Strangers in Paradise, d'après Vincent Brunner, est la pierre angulaire de l’œuvre de Terry Moore. On y trouve des personnages conçus il y a longtemps tels que Francine et Katchoo, comme le montrent d’anciennes illustrations projetées à l'écran. L’auteur précise qu’il a aussi eu une inspiration alors qu'il conduisait : en passant devant un arrêt de bus où attendait une femme très séduisante, alors qu'il pleuvait à flots. Là, son imagination s'est emballée : quelle est l'histoire de cette femme ? Pourquoi sort-elle sous cette pluie ? Qui va-t-elle voir ? Et ainsi de suite... En fait, Terry Moore adore inventer une vie aux gens et c'est un peu ainsi qu'est née la série.

L’animateur parle aussi de la narration particulière de Strangers in Paradise, mêlant à la fois bande dessinée, prose, poésie ou chansons.

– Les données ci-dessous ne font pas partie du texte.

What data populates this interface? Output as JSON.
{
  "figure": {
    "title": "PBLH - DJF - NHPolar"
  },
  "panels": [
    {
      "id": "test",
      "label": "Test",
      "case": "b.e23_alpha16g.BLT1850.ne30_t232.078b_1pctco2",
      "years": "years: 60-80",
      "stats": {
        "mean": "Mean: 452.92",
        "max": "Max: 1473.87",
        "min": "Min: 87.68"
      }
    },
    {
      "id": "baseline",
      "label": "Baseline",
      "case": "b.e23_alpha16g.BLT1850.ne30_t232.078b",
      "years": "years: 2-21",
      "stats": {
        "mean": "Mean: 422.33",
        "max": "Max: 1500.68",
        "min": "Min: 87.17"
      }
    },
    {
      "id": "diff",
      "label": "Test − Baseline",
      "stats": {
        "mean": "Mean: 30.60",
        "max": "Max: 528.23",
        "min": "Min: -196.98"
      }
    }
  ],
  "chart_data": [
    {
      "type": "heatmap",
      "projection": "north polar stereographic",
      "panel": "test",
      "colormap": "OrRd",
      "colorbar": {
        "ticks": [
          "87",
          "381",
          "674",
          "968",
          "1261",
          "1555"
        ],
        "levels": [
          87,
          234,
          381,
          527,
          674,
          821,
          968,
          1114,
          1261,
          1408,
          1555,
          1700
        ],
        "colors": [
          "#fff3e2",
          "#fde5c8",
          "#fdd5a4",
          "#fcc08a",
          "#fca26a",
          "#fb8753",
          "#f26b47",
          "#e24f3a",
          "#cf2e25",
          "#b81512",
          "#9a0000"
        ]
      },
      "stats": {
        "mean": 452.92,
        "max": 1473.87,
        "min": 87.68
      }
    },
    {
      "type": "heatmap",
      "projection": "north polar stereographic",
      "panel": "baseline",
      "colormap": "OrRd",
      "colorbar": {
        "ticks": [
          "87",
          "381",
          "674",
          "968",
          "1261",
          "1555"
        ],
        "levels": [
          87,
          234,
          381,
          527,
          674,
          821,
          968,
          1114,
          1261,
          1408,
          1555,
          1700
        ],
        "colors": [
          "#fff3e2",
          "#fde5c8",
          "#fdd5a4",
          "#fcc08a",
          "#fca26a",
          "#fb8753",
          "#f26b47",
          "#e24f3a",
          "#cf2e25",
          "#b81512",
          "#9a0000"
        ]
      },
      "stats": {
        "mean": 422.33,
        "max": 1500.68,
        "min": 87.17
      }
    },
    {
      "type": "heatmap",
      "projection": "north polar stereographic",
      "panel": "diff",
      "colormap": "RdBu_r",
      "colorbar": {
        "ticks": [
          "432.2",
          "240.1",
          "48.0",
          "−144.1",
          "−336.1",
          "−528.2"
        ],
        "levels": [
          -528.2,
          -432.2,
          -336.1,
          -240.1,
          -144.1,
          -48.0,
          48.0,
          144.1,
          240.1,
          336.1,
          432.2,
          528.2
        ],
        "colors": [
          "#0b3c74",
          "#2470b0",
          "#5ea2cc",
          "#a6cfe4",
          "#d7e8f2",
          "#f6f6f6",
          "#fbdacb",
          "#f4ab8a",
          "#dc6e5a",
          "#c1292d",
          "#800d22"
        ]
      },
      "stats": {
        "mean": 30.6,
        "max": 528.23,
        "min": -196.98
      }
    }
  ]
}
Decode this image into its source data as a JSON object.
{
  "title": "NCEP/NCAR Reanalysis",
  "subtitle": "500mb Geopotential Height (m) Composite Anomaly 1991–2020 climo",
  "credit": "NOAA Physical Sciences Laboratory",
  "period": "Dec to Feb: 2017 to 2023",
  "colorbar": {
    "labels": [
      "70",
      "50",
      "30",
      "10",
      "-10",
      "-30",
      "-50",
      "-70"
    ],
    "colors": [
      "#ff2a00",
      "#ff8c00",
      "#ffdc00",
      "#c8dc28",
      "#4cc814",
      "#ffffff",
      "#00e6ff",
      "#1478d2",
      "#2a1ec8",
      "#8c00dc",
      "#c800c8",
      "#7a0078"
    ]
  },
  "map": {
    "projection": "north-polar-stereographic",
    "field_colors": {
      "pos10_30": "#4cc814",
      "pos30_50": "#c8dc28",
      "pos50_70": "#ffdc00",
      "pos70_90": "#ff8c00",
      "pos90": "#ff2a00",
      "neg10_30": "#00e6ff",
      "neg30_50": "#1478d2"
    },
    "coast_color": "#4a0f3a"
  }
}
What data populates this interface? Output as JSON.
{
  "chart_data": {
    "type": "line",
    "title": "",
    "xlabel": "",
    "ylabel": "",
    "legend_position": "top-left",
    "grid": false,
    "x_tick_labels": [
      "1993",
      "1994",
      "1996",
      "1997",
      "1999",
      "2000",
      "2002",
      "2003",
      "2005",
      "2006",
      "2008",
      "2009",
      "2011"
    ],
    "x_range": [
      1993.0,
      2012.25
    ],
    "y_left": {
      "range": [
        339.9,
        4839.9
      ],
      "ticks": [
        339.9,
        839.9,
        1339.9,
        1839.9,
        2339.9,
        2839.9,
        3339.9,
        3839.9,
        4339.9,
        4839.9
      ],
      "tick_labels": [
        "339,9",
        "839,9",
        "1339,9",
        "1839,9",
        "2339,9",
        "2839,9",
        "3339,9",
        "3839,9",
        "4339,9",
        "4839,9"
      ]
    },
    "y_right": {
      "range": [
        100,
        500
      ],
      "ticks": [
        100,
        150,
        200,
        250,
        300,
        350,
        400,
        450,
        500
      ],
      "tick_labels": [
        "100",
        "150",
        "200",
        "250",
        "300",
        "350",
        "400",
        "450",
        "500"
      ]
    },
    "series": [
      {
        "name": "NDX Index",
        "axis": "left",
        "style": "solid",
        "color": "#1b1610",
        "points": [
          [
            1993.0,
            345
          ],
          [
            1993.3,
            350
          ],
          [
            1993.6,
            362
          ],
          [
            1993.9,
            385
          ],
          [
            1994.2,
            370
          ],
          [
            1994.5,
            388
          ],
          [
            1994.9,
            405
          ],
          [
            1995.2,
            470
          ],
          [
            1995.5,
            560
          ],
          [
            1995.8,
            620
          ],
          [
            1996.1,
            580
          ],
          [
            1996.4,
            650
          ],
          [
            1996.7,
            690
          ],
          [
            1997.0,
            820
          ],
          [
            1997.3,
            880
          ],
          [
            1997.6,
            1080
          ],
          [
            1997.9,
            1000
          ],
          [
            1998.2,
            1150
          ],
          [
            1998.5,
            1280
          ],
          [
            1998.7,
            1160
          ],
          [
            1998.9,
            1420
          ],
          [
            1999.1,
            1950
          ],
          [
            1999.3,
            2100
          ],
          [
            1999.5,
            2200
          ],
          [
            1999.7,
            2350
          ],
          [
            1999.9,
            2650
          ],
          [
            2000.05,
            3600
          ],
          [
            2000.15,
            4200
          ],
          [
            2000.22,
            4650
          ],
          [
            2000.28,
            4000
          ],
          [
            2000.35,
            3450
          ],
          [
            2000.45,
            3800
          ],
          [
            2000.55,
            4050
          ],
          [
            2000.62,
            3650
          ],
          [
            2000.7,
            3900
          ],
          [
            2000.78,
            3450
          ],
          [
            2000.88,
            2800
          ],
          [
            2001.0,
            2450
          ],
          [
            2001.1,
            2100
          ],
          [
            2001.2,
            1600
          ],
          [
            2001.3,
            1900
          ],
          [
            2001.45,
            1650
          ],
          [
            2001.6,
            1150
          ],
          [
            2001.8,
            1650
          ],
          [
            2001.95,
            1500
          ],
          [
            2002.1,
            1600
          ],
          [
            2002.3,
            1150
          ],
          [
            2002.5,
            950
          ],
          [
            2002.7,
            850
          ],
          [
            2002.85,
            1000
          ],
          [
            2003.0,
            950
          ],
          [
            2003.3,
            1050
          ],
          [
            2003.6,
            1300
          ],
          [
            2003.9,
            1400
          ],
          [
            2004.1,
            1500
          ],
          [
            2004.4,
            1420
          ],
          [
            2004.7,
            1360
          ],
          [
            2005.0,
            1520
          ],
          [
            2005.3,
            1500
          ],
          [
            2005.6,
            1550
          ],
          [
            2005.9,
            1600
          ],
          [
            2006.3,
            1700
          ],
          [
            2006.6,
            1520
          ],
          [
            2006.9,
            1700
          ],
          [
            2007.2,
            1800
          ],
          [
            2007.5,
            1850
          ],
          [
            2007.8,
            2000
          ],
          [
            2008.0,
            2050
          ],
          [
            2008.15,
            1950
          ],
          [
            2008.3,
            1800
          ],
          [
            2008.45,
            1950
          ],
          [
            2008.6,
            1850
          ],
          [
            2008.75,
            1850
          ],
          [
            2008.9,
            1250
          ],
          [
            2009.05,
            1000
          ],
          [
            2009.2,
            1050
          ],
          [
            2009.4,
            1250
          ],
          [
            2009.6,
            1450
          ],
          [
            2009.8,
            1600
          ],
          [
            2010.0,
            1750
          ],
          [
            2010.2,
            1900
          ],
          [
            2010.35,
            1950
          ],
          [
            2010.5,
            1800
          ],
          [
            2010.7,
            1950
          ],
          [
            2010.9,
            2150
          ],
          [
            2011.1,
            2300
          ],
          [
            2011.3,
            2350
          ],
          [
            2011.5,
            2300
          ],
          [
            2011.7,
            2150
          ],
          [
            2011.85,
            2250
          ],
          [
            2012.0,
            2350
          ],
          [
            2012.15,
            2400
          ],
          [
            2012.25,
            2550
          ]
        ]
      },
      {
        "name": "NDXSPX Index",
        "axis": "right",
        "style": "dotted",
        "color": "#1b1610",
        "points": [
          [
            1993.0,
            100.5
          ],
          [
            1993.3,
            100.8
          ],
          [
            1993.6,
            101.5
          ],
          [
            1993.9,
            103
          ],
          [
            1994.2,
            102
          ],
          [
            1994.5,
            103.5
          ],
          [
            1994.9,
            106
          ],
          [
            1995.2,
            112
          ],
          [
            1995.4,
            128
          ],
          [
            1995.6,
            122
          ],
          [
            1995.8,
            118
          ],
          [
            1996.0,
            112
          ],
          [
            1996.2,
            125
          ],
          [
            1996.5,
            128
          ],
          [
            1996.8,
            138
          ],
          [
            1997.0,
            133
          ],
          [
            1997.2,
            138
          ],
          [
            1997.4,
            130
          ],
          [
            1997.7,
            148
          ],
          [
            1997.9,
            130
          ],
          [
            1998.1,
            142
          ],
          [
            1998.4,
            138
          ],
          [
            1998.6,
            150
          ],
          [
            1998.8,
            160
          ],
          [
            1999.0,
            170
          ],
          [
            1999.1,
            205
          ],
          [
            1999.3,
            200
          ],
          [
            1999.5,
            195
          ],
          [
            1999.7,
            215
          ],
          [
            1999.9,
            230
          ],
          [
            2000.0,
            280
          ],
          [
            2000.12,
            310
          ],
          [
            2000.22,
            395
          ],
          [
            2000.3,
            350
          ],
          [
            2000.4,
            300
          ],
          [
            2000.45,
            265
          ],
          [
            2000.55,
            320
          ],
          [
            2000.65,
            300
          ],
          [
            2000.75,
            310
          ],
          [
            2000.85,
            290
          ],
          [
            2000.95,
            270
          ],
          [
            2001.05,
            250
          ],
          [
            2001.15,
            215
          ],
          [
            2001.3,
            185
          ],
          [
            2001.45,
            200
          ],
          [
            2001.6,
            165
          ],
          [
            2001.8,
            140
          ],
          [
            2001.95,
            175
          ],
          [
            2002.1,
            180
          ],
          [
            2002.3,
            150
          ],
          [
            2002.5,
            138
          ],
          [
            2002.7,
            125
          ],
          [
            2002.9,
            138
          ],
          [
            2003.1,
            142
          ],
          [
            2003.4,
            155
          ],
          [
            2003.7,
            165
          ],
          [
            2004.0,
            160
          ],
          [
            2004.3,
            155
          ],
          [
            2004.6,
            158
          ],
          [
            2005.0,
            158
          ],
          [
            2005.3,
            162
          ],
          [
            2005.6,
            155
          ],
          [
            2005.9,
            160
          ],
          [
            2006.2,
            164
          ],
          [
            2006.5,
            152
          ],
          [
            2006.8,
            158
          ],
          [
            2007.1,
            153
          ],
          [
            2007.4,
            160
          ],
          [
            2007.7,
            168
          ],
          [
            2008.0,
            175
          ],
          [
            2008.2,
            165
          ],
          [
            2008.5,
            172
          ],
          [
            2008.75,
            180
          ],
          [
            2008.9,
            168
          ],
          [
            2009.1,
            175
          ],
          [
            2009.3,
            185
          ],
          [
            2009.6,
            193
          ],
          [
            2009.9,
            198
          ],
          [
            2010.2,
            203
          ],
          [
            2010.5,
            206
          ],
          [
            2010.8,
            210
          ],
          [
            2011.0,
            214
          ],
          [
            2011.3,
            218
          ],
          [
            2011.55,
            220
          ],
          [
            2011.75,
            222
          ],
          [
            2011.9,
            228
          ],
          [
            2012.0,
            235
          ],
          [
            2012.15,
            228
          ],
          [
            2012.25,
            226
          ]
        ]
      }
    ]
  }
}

En effet, Terry Moore ne veut pas se cantonner à un domaine, il veut être libre et si à un moment, il veut faire de la prose, alors il ne se l'interdit pas. Lorsque Vincent Brunner évoque l'importance de la musique, et même des chansons dans la série, Terry Moore parle d'une « bande originale » pour sa bande dessinée, comme pour les films. Il écrit donc aussi la musique de son propre « film ». À vrai dire, Terry Moore est aussi bien dessinateur que musicien, faisant partie d'un groupe de rock. Il a longtemps jonglé entre ses deux passions et,finalement, il est surtout devenu auteur de BD. Mais la musique n'est jamais loin et la star de rock que l'on voit dans Strangers in Paradise est son alter ego.

Vincent Brunner rappelle aussi l'influence des comic strips, comme en témoignent certaines planches de Strangers in Paradise dans lesquelles les personnages sont parfois représentés dans un style proche de celui de Bill Watterson, en enfants. Pour Terry Moore, les adultes ont parfois un comportement très puéril et c'est ce qu'il a voulu refléter par là. Il dit que, parfois, lorsqu'on voit des adultes se disputer, ils sont très-très-très sérieux et, dans ces moments, il pense à un comportement d'enfants. C'est ce qu'il a voulu montrer, notamment par les personnages de Freddy et Casey qui se disputent très souvent. L’auteur en profite aussi pour rendre hommage aux Peanuts en dessinant ces scènes de disputes. D'ailleurs, pour lui, Freddy est une sorte de Charlie Brown qui a mal tourné, c'est un adulte plein de défauts car il n'a pas su grandir correctement.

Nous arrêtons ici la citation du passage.